Professor Hayes’s research has impacted many fields, from the structure of semiconductor thin films (for computer chips and electronics), to materials designed for gas separations and to capture (and mineralize) carbon dioxide. She builds instrumentation to investigate areas related to “quantum sensing” – in particular the interactions between electrons and nuclear spins that allow control over those states in ultra-cold semiconductors, knowledge that can be impactful in areas related to quantum computing. She has also computed spectra via data-enabled studies of the connection between crystalline materials (The Materials Project database) and how those show up in the structural measurements (via NMR spectra).
Research Interests
Optically-pumped NMR: Development and application of optically-pumped (OPNMR) and optically-detected (ODNMR) NMR of bulk semiconductors and quantum wells to gain insight into the interplay between photogeneration of conduction electrons, electron spin polarization, and resulting nuclear spin polarization. Surface and interface structures, as well as characterization of defects in the materials and spin diffusion processes that can polarize distant spins are being studied. These research foci have particular relevance to solar energy materials and LED applications.

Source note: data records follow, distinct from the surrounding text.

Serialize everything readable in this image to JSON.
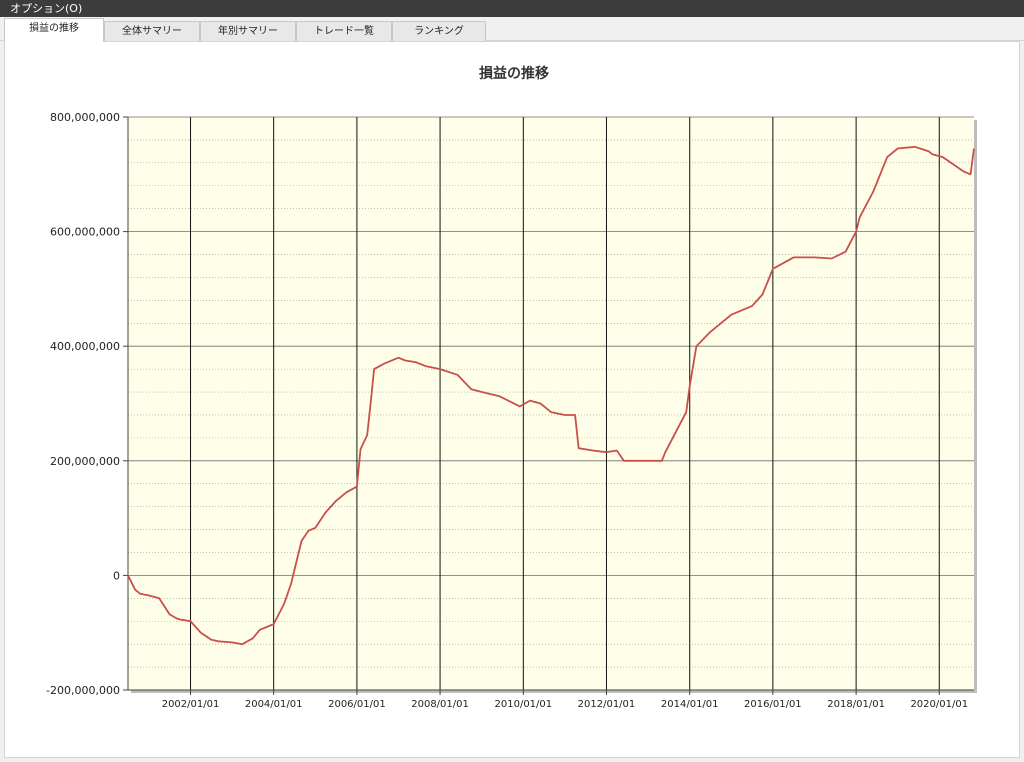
{
  "menu": {
    "options_label": "オプション(O)"
  },
  "tabs": [
    {
      "label": "損益の推移",
      "active": true
    },
    {
      "label": "全体サマリー",
      "active": false
    },
    {
      "label": "年別サマリー",
      "active": false
    },
    {
      "label": "トレード一覧",
      "active": false
    },
    {
      "label": "ランキング",
      "active": false
    }
  ],
  "colors": {
    "plot_background": "#fefee9",
    "line": "#c8504b",
    "menubar": "#3c3c3c"
  },
  "chart_data": {
    "type": "line",
    "title": "損益の推移",
    "xlabel": "",
    "ylabel": "",
    "ylim": [
      -200000000,
      800000000
    ],
    "xlim": [
      "2000-07-01",
      "2020-11-01"
    ],
    "y_ticks": [
      {
        "value": 800000000,
        "label": "800,000,000"
      },
      {
        "value": 600000000,
        "label": "600,000,000"
      },
      {
        "value": 400000000,
        "label": "400,000,000"
      },
      {
        "value": 200000000,
        "label": "200,000,000"
      },
      {
        "value": 0,
        "label": "0"
      },
      {
        "value": -200000000,
        "label": "-200,000,000"
      }
    ],
    "x_ticks": [
      "2002/01/01",
      "2004/01/01",
      "2006/01/01",
      "2008/01/01",
      "2010/01/01",
      "2012/01/01",
      "2014/01/01",
      "2016/01/01",
      "2018/01/01",
      "2020/01/01"
    ],
    "grid": true,
    "series": [
      {
        "x": [
          "2000-07-01",
          "2000-09-01",
          "2000-10-15",
          "2001-01-01",
          "2001-04-01",
          "2001-07-01",
          "2001-09-01",
          "2001-10-01",
          "2002-01-01",
          "2002-04-01",
          "2002-07-01",
          "2002-09-01",
          "2003-01-01",
          "2003-04-01",
          "2003-07-01",
          "2003-09-01",
          "2003-11-01",
          "2004-01-01",
          "2004-04-01",
          "2004-06-01",
          "2004-09-01",
          "2004-11-01",
          "2005-01-01",
          "2005-04-01",
          "2005-07-01",
          "2005-10-01",
          "2006-01-01",
          "2006-02-01",
          "2006-04-01",
          "2006-05-01",
          "2006-06-01",
          "2006-09-01",
          "2007-01-01",
          "2007-03-01",
          "2007-06-01",
          "2007-09-01",
          "2008-01-01",
          "2008-06-01",
          "2008-10-01",
          "2009-01-01",
          "2009-06-01",
          "2009-12-01",
          "2010-03-01",
          "2010-06-01",
          "2010-09-01",
          "2011-01-01",
          "2011-04-01",
          "2011-05-01",
          "2011-09-01",
          "2012-01-01",
          "2012-04-01",
          "2012-06-01",
          "2012-07-01",
          "2013-01-01",
          "2013-05-01",
          "2013-06-01",
          "2013-09-01",
          "2013-12-01",
          "2014-01-01",
          "2014-03-01",
          "2014-07-01",
          "2015-01-01",
          "2015-07-01",
          "2015-10-01",
          "2016-01-01",
          "2016-07-01",
          "2017-01-01",
          "2017-06-01",
          "2017-10-01",
          "2018-01-01",
          "2018-02-01",
          "2018-06-01",
          "2018-10-01",
          "2019-01-01",
          "2019-06-01",
          "2019-10-01",
          "2019-11-01",
          "2020-02-01",
          "2020-08-01",
          "2020-10-01",
          "2020-11-01"
        ],
        "y": [
          0,
          -25000000,
          -32000000,
          -35000000,
          -40000000,
          -68000000,
          -75000000,
          -77000000,
          -80000000,
          -100000000,
          -112000000,
          -115000000,
          -117000000,
          -120000000,
          -110000000,
          -95000000,
          -90000000,
          -85000000,
          -50000000,
          -15000000,
          60000000,
          78000000,
          83000000,
          110000000,
          130000000,
          145000000,
          155000000,
          220000000,
          245000000,
          300000000,
          360000000,
          370000000,
          380000000,
          375000000,
          372000000,
          365000000,
          360000000,
          350000000,
          325000000,
          320000000,
          313000000,
          295000000,
          305000000,
          300000000,
          285000000,
          280000000,
          280000000,
          222000000,
          218000000,
          215000000,
          218000000,
          200000000,
          200000000,
          200000000,
          200000000,
          215000000,
          250000000,
          285000000,
          330000000,
          400000000,
          425000000,
          455000000,
          470000000,
          490000000,
          535000000,
          555000000,
          555000000,
          553000000,
          565000000,
          600000000,
          625000000,
          670000000,
          730000000,
          745000000,
          748000000,
          740000000,
          735000000,
          730000000,
          705000000,
          700000000,
          745000000
        ]
      }
    ]
  }
}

Carbon capture & sequestration: NMR characterization of CO2 (and CH4) chemisorption and physisorption in materials tailored for greenhouse gas removal. Some studies are by in situ high-pressure high-temperature CO2 NMR studies of gas, liquid, and supercritical CO2 in the presence of geological (porous) rock samples and in materials designed for the capture of CO2 or other gaseous materials (such as methane, and acid gases including SOx, NOx).
Computation of NMR tensors and spectra prediction: Creation of an NMR library of spin-1/2 and quadrupolar tensors through The Materials Project, computing NMR tensors from crystal structures of dominantly inorganic compounds. Density functional theory calculations of NMR tensors in CASTEP and VASP.
NMR crystallography: using the tensor catalogue, we work on refinements of atomic coordinates for materials where the NMR and X-ray diffraction lead to slightly different predictions of structure. NMR can be used to refine atomic coordinates, especially for species such H-atoms.
Solid-state NMR studies on quadrupolar (nuclear spin, I > ½) systems: diverse nuclei studied, including many Group III inorganic molecular clusters that are deposited as thin metal oxide films used as dielectrics in semiconductor devices. The focus has been predominantly 27Al, 69Ga, 71Ga, 51V measurements and modeling of the quadrupolar lineshapes.
Topochemistry: solid-state single crystal-to-single crystal photo-cycloaddition reactions can be monitored via solid-state NMR, given our unique hardware for incorporating laser irradiation at the sample space. NMR was able to determine reaction kinetics of cinnamic acid to truxillic acid conversions, and examine additional derivatives.